Resource | Threshold value |
---|---|
CPU | 90% used |
Memory | 95% used |
Disk space | 95% used |
A popular method to monitor CPU and memory usage is the top
command. Importantly, it is available out of the box in the Linux server configuration recommended for TASSTA deployment. To run the program in a non-interactive way (for use in a shell script), you can include the -bn 1
parameters.
To check disk space usage, the df
command is commonly used.
You may want to set up automatic alerts in case the threshold levels are reached. For that, wrap your commands and the parsing of their output in a shell script and schedule the script with cron
to run frequently. For the alerting part, you can use sendmail
or any other notification method that is convenient to you.
Service state monitoring
The following services should be running at all times on a fully functioning T.Lion server. Some of them are TASSTA services, and others are their dependencies.
- amgwservice
- authservice
- billingservice
- configservice
- connectionservice
- crqueue-service
- emcservice
- emergency-service
- eventservice
- fileservice
- mailservice
- maptoolservice
- mongod
- mysqld
- nginx
- recorder
- tasstad
- updates-service
- userjournalservice
- watchdog
The best-known tool for checking the running services is the ps
command.
As with hardware resource monitoring, it is a good idea to set up alerts for when any of these services are not running. You can use the toolset mentioned above: shell scripts for invoking commands and parsing the output, cron
for scheduling and sendmail
for notification.
In addition, watch Syslog for any messages saying the following:
- "License status changed" (in tasstad 5.5.43 and later)

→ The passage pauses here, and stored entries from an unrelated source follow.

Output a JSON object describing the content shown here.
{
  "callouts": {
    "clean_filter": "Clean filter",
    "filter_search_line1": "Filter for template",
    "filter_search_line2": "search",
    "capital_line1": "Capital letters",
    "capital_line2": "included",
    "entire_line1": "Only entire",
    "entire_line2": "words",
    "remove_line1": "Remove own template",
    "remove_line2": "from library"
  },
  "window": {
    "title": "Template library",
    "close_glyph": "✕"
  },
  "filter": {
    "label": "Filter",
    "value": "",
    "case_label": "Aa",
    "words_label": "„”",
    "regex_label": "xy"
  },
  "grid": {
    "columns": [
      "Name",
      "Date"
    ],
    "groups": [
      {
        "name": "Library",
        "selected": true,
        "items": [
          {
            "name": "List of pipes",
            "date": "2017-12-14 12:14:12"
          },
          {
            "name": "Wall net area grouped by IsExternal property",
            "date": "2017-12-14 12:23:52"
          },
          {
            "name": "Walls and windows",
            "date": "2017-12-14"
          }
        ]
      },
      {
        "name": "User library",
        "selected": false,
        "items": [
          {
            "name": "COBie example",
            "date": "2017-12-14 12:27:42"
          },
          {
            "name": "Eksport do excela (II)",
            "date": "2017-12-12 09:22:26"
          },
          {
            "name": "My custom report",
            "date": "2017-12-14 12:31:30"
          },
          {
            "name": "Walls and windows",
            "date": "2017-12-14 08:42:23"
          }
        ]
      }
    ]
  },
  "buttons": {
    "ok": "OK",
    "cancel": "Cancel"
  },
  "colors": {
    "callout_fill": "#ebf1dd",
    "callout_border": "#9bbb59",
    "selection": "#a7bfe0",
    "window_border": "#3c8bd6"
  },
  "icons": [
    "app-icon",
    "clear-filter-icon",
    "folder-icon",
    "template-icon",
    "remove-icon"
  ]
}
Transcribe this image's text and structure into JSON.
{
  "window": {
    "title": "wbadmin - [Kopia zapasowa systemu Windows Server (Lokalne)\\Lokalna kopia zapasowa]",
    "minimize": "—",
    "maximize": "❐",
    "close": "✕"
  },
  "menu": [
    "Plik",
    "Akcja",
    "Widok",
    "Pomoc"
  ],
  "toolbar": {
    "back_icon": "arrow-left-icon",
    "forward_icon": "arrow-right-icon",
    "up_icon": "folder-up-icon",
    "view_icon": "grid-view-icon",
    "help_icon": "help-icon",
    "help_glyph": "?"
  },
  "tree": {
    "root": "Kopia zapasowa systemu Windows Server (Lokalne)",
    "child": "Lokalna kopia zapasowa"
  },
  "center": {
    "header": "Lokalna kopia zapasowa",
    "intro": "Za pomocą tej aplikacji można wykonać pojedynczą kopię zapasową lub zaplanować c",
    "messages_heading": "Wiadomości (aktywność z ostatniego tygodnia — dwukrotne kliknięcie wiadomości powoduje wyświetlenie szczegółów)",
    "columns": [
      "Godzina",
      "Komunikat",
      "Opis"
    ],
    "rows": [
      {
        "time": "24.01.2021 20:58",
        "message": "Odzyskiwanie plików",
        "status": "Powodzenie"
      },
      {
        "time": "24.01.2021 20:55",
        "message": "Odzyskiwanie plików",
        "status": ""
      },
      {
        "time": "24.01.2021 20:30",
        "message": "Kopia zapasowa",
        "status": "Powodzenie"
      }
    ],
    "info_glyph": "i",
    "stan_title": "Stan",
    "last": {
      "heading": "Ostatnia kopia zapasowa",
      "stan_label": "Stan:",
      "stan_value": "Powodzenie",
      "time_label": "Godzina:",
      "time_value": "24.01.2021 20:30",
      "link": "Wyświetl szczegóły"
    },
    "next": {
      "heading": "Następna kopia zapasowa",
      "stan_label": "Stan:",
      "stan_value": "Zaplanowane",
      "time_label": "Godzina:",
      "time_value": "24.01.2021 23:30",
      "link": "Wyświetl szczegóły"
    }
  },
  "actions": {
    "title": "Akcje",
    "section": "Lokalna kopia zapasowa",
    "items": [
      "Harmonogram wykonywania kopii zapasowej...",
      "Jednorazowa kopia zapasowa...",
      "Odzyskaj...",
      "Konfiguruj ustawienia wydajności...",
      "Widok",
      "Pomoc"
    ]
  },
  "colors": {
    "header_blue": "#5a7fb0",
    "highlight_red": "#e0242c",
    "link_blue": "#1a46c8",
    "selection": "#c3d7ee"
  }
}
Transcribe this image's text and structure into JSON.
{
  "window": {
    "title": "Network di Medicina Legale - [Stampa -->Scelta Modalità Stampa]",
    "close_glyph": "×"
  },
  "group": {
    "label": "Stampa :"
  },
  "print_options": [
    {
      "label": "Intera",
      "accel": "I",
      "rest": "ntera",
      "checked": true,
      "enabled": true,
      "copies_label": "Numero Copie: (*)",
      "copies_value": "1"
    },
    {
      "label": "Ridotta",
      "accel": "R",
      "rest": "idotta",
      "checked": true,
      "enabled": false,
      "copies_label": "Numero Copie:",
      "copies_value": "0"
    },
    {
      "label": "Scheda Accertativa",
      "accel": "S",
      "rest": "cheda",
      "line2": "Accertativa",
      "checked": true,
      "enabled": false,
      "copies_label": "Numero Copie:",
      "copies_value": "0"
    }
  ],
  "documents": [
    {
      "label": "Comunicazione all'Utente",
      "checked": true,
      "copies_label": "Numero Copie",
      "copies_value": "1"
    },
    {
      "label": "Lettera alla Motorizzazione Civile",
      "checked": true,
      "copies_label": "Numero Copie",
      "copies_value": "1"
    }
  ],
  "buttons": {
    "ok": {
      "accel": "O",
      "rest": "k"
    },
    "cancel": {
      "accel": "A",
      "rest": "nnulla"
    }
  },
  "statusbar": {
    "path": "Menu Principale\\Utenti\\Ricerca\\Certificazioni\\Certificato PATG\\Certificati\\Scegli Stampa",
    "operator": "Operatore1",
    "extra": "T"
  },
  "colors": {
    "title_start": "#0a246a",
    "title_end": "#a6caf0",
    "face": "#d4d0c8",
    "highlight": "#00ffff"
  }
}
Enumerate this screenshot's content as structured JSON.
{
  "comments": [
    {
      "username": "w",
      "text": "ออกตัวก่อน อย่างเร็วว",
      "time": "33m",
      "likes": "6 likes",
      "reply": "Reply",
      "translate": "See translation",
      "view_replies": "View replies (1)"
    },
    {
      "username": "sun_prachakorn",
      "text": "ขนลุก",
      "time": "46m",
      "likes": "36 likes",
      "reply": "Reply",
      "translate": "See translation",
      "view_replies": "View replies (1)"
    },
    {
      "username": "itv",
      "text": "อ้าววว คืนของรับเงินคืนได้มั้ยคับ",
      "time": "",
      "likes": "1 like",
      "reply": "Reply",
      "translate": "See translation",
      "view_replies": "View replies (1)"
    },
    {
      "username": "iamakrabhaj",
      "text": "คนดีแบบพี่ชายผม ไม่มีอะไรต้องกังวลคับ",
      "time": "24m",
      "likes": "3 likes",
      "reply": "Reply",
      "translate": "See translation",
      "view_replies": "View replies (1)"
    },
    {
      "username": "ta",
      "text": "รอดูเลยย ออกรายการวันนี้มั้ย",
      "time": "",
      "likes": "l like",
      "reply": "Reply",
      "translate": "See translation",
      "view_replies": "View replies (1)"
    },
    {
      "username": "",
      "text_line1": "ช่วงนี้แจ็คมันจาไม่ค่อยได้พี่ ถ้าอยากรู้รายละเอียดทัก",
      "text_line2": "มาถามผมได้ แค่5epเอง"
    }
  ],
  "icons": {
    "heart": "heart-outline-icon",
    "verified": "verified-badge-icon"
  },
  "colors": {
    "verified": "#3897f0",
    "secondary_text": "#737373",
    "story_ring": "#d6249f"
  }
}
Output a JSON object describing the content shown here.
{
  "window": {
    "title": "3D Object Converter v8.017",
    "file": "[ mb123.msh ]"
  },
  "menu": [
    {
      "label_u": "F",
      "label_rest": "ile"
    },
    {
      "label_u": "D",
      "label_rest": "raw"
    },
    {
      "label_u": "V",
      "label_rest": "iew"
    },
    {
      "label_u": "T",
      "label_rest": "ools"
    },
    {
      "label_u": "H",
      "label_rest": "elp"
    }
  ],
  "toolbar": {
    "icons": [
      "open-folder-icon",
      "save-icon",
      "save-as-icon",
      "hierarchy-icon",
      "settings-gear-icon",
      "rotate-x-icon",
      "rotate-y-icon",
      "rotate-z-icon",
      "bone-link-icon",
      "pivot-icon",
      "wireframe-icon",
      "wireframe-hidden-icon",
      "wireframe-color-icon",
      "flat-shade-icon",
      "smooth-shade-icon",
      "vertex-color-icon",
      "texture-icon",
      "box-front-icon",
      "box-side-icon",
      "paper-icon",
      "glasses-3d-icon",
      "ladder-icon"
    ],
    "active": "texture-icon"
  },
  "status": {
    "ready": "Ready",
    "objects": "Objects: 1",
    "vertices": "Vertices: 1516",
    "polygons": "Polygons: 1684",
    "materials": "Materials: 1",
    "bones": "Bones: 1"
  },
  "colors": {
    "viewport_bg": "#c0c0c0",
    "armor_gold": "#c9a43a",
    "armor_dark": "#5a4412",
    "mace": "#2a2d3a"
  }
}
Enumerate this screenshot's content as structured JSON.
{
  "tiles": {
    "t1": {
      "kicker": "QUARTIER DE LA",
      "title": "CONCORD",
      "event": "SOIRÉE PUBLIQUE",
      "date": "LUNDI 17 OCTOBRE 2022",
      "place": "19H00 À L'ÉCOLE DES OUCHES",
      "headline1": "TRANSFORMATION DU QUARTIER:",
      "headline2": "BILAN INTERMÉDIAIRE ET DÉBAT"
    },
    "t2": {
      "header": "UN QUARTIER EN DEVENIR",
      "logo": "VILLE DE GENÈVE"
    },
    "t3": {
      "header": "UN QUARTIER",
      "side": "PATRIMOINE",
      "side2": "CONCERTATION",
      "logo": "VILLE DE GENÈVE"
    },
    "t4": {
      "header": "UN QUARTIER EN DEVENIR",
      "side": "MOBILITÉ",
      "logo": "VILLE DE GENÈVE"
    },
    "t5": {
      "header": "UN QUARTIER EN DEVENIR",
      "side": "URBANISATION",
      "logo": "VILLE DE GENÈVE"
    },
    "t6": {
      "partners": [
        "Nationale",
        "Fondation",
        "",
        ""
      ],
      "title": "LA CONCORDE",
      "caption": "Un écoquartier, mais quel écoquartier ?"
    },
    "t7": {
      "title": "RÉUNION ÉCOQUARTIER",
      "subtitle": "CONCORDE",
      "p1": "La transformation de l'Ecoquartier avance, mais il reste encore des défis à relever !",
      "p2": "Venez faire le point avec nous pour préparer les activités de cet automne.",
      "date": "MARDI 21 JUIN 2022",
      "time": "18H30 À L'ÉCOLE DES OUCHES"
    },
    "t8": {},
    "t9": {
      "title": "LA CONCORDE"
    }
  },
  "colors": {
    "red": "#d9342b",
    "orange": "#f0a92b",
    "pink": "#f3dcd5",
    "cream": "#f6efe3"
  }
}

This can mean TASSTA license invalidation - "Started TASSTA (TL) Server Daemon"
This means the tasstad service was restarted
T.Lion–T.Brother configuration specifics
In a T.Lion–T.Brother failover configuration, additional services should be monitored.
On T.Lion:
- Monitor the keepalived service
- Watch Syslog for messages saying, "Galera status is not OK"
On T.Brother, monitor the following services:
- keepalived
- mongod
- mysqld
- nginx
On T.Arbitrator:
- Monitor the tassta_garb.service service